Solaris newfs gets into trouble when a large disk has small cylinders, producing complaints like `Insufficient space in super block for rotational tables' and `inode blocks/cyl group >= data blocks.' The details are not yet understood; possibly newfs is incorrectly doing some bit of arithmetic in too small a variable.

Empirically the trouble seems to vanish when cylinders are very large.
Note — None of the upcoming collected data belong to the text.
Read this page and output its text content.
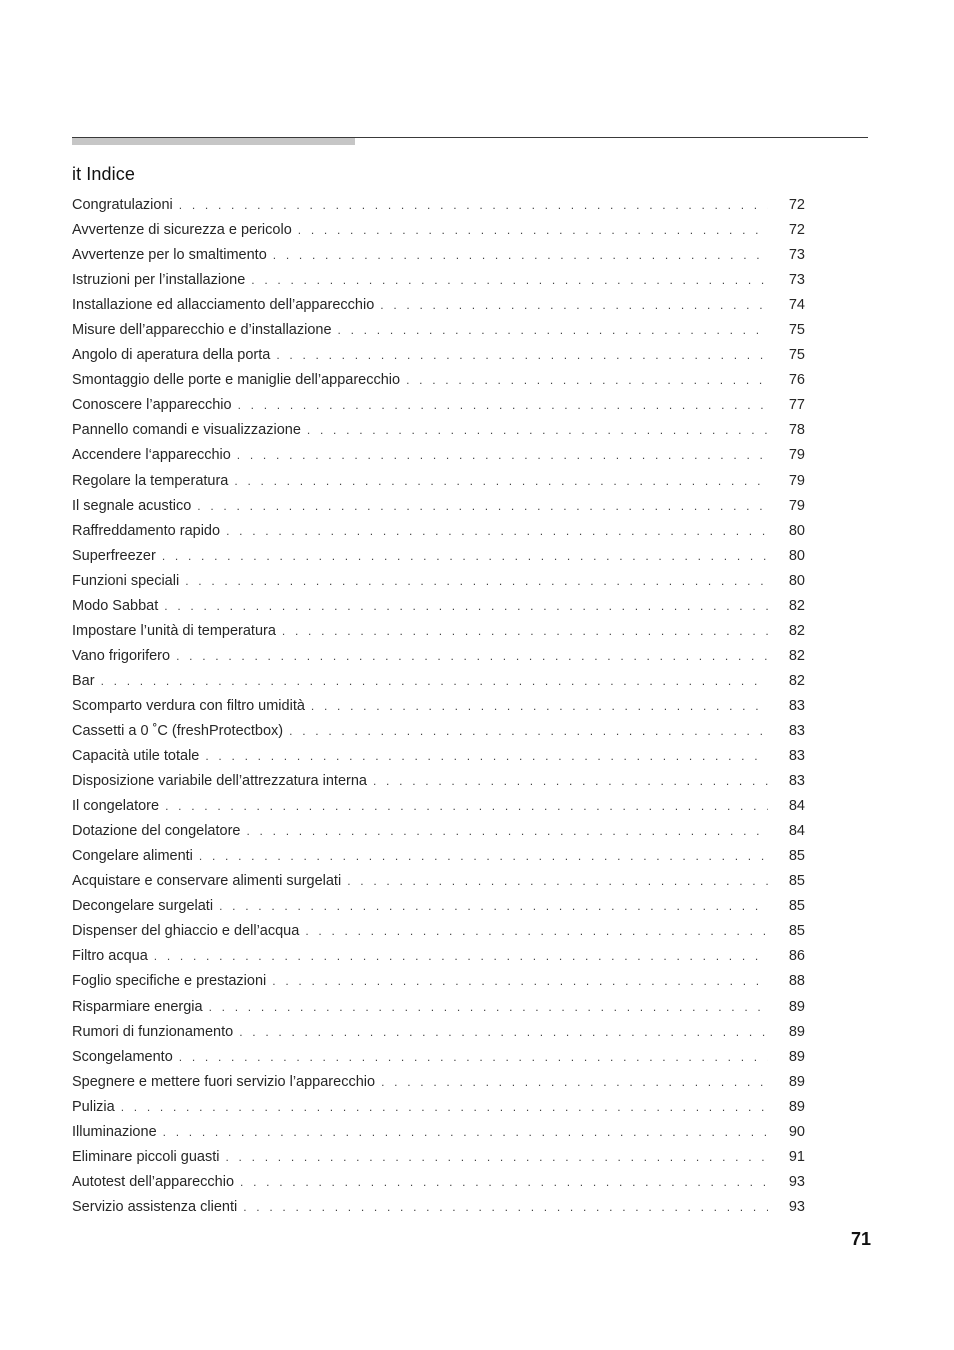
it Indice
Congratulazioni . . .	72
Avvertenze di sicurezza e pericolo . . .	72
Avvertenze per lo smaltimento . . .	73
Istruzioni per l’installazione . . .	73
Installazione ed allacciamento dell’apparecchio . . .	74
Misure dell’apparecchio e d’installazione . . .	75
Angolo di aperatura della porta . . .	75
Smontaggio delle porte e maniglie dell’apparecchio . . .	76
Conoscere l’apparecchio . . .	77
Pannello comandi e visualizzazione . . .	78
Accendere l‘apparecchio . . .	79
Regolare la temperatura . . .	79
Il segnale acustico . . .	79
Raffreddamento rapido . . .	80
Superfreezer . . .	80
Funzioni speciali . . .	80
Modo Sabbat . . .	82
Impostare l’unità di temperatura . . .	82
Vano frigorifero . . .	82
Bar . . .	82
Scomparto verdura con filtro umidità . . .	83
Cassetti a 0 ˚C (freshProtectbox) . . .	83
Capacità utile totale . . .	83
Disposizione variabile dell’attrezzatura interna . . .	83
Il congelatore . . .	84
Dotazione del congelatore . . .	84
Congelare alimenti . . .	85
Acquistare e conservare alimenti surgelati . . .	85
Decongelare surgelati . . .	85
Dispenser del ghiaccio e dell’acqua . . .	85
Filtro acqua . . .	86
Foglio specifiche e prestazioni . . .	88
Risparmiare energia . . .	89
Rumori di funzionamento . . .	89
Scongelamento . . .	89
Spegnere e mettere fuori servizio l’apparecchio . . .	89
Pulizia . . .	89
Illuminazione . . .	90
Eliminare piccoli guasti . . .	91
Autotest dell’apparecchio . . .	93
Servizio assistenza clienti . . .	93
71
Hence the phony numbers generated by fudgegeom, which make cylinders as big as the system seems to be able to stand.

The -T (new multi-terabyte file system) newfs option in Solaris 10 and in newer editions of Solaris 9 also avoids the problem, but that's no help in older versions of Solaris, nor on 32-bit hardware.

9.12. I/O timeouts

The default timeouts for I/O operations recorded in aoed.h are surprisingly long: 200ms for a read or write, half a second for an AoE Query-Config or ATA IDENTIFY. Originally much smaller values were used, but complicated devices like RAID controllers really do take as long as 100-150ms to finish some operations.

Longer timeouts shouldn't cause much grief anyway except in special circumstances, since lost messages are unlikely on modern (switched, flow-controlled) networks unless something is broken.

The large values may cause grief on slow, congested networks, e.g. 10Mbps or 100Mbps, especially when repeaters or broadcast cables are used rather than switches. If that case comes up in real life, just set the timeouts down manually. If it happens often enough it may make sense to invent a way to set a per-channel I/O timeout default rather than having to set it for each target.


Footnotes

1.
UNIX is a registered trademark of the Open Group.